The signup-to-first-bot path is genuinely fast for a sitemap crawl. Numbered for the free trial; wall-clock varies with corpus size.

  1. Sign up at /go/customgpt and supply a card for the 7-day trial. Set a day-6 reminder if you are not sure you will commit.
  2. Create the agent (project) and name it for its job, for example support-helpcenter-en. Set default language, persona, and tone.
  3. Connect one source, typically your help-center sitemap URL. Alternatives: Google Drive, Confluence, Notion, Zendesk, or a bulk upload of PDFs and DOCX files.
  4. Test in the dashboard chat with 3 to 5 real questions. Confirm the citations expander fires on each. If it does not, your corpus is the problem, not the model.
  5. Generate the embed snippet from the deploy panel and paste it into your help center or a staging page.
  6. Wire one downstream log. A Zapier trigger or a REST webhook that writes every Q&A pair to your warehouse pays for itself in week three, when you want to see which questions the bot is fumbling.
<iframe
  src="https://app.customgpt.ai/embed/<YOUR_AGENT_ID>"
  width="400" height="600" frameborder="0"
  allow="clipboard-write"></iframe>
curl -X POST \
  https://app.customgpt.ai/api/v1/projects/<PROJECT_ID>/conversations/<SESSION_ID>/messages \
  -H "Authorization: Bearer <CUSTOMGPT_API_KEY>" \
  -H "Content-Type: application/json" \
  -d '{"prompt": "What is this bot for?"}'

Both blocks follow the shapes documented at docs.customgpt.ai. Swap the angle-bracket placeholders for your own IDs and API key from the dashboard.

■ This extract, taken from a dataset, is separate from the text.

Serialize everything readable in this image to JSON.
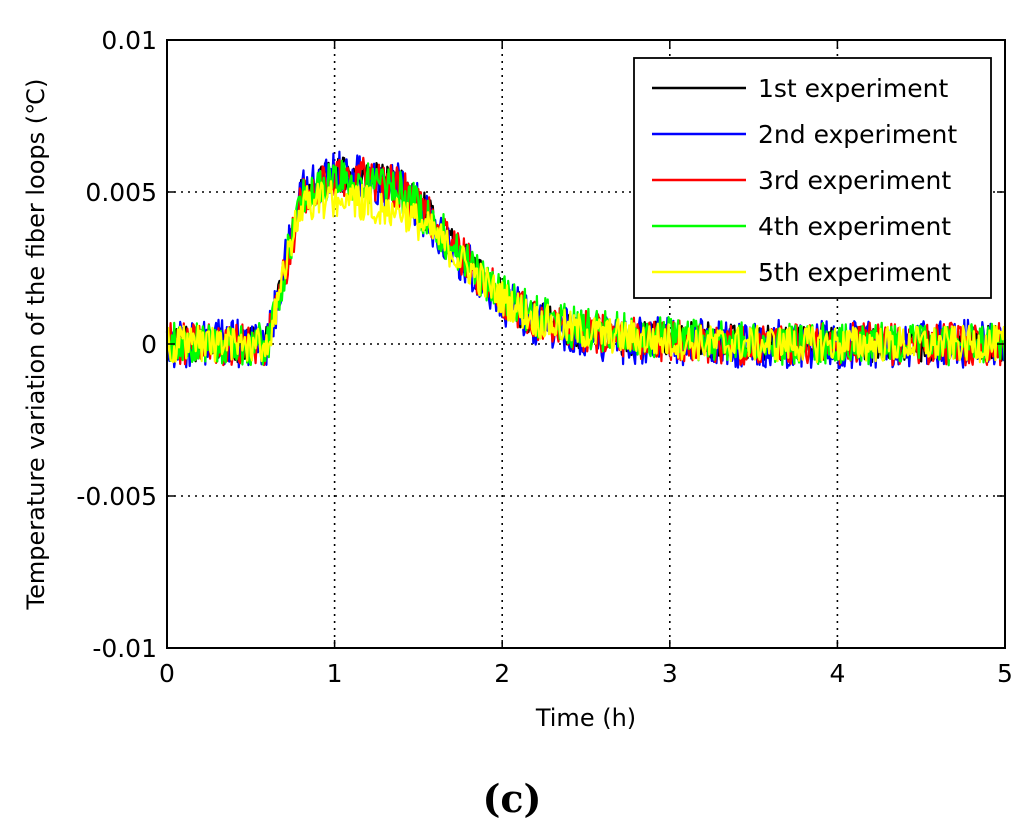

Does the anti-hallucination claim hold up?

Every answer ships a "Sources" expander listing the URLs the bot drew from, and out-of-corpus questions are built to trigger a refusal. On the numbers, the vendor points to a Tonic.ai third-party RAG eval across 945 questions and 9 datasets, where CustomGPT.ai came out ahead of the OpenAI Assistants API on hallucination and accuracy. Read that as directional, not as a neutral leaderboard: the eval was vendor-commissioned. The number that decides your purchase is the one you generate by pointing the trial at your own corpus and watching whether the citations fire on the questions your users actually ask.

Security and procurement

This is the part most reviews under-cover, and it is the part the price is actually buying. SOC 2 Type II and GDPR appear on every paid tier, alongside TLS in transit and 256-bit AES at rest and a stated no-training-on-customer-data posture, per the security page and the pricing page. Sub-processor lists and audit reports are handled through the vendor's Trust Center at trust.customgpt.ai (request access; it gates bot traffic).

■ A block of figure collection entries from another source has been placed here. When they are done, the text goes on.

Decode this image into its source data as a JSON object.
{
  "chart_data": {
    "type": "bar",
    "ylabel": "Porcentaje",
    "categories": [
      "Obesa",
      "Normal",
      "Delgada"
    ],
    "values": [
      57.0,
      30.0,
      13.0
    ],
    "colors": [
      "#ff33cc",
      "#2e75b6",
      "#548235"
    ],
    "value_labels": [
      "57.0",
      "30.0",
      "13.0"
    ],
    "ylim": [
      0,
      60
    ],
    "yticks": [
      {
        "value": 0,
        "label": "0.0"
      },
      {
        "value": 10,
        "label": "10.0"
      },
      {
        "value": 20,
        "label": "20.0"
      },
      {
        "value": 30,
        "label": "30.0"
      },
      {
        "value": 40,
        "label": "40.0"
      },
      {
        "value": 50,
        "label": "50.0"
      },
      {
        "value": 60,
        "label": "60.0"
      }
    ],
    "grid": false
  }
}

The catch for a regulated buyer: custom SSO, role-based access, and a signed DPA are Enterprise-only rows on the pricing table. If you need any of those, your real entry price is Enterprise (Custom), not the $99 Standard sticker. Budget for the sales call, not the self-serve plan.

The final call

CustomGPT.ai earns 4.0 of 5, unchanged, because the product a buyer evaluates today is the same one we reviewed in May: a fast, well-secured, cited managed-RAG platform with a strong cross-sector case-study list and a real REST API, sitting behind a $99 wall and a 1,000-query Standard cap. The credits switch and the $29 Starter tier that the rumor mill attached to it are not real, per the vendor page, GetApp, and Capterra on 2026-07-01. So the decision is clean.

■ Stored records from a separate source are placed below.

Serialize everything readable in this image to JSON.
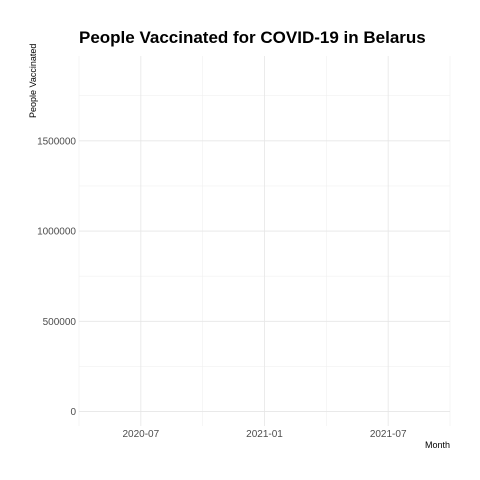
{
  "chart_data": {
    "type": "line",
    "title": "People Vaccinated for COVID-19 in Belarus",
    "xlabel": "Month",
    "ylabel": "People Vaccinated",
    "x_ticks": [
      "2020-07",
      "2021-01",
      "2021-07"
    ],
    "y_ticks": [
      0,
      500000,
      1000000,
      1500000
    ],
    "xlim": [
      "2020-04",
      "2021-10"
    ],
    "ylim": [
      -80000,
      1970000
    ],
    "grid": true,
    "series": []
  }
}
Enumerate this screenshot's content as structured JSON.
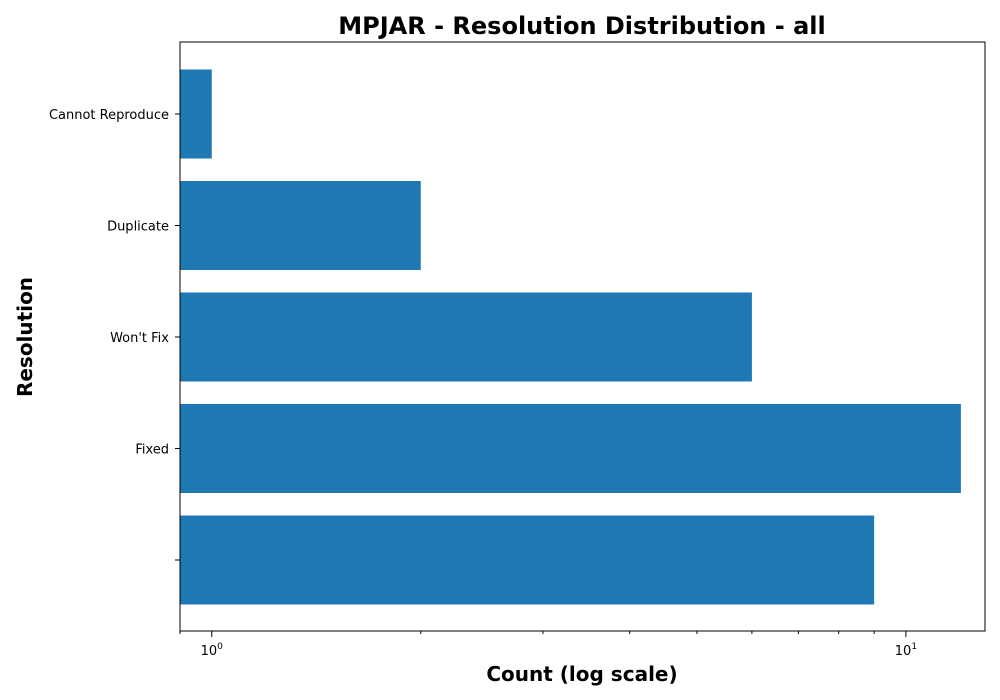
{
  "chart_data": {
    "type": "bar",
    "orientation": "horizontal",
    "title": "MPJAR - Resolution Distribution - all",
    "xlabel": "Count (log scale)",
    "ylabel": "Resolution",
    "x_scale": "log",
    "xlim": [
      0.9,
      13
    ],
    "x_ticks": [
      {
        "value": 1,
        "base": "10",
        "exp": "0"
      },
      {
        "value": 10,
        "base": "10",
        "exp": "1"
      }
    ],
    "categories": [
      "Cannot Reproduce",
      "Duplicate",
      "Won't Fix",
      "Fixed",
      ""
    ],
    "values": [
      1,
      2,
      6,
      12,
      9
    ],
    "bar_color": "#1f77b4",
    "grid": false,
    "legend": "none"
  }
}
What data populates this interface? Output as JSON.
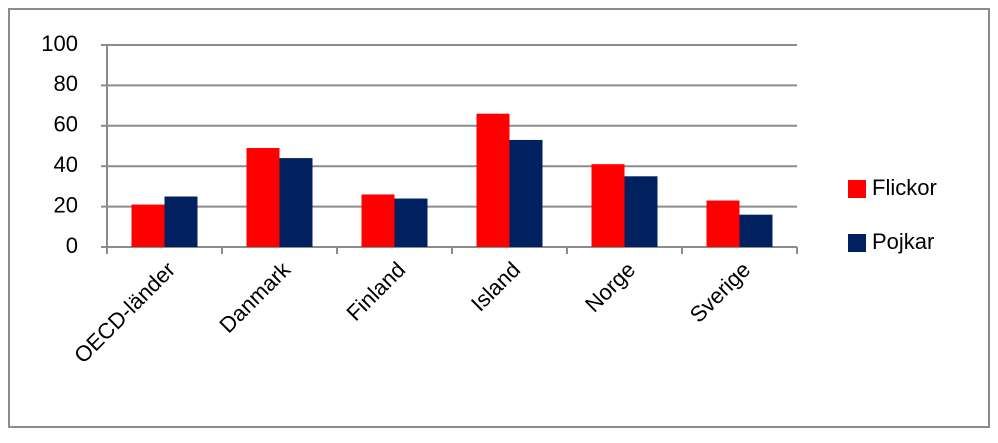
{
  "chart_data": {
    "type": "bar",
    "categories": [
      "OECD-länder",
      "Danmark",
      "Finland",
      "Island",
      "Norge",
      "Sverige"
    ],
    "series": [
      {
        "name": "Flickor",
        "color": "#ff0000",
        "values": [
          21,
          49,
          26,
          66,
          41,
          23
        ]
      },
      {
        "name": "Pojkar",
        "color": "#002060",
        "values": [
          25,
          44,
          24,
          53,
          35,
          16
        ]
      }
    ],
    "ylim": [
      0,
      100
    ],
    "yticks": [
      0,
      20,
      40,
      60,
      80,
      100
    ],
    "grid": true,
    "legend": "right"
  }
}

Pick CustomGPT.ai if you are a mid-market CX or knowledge-ops team that can absorb $99/mo and needs SOC 2 plus a bot on your own domain this week. Pick Chatbase at $32/mo or SiteGPT at $39/mo if your budget is under $50 and you do not need a documented audit posture. If you need to choose your own base model without paying for Enterprise, or you need on-prem, this is the wrong tool and no amount of budget fixes that. For everyone in the target ICP, model the jump from the 1,000-query Standard cap to the $499 Premium tier before you commit annual, then start the 7-day trial and confirm the citations fire on your real questions.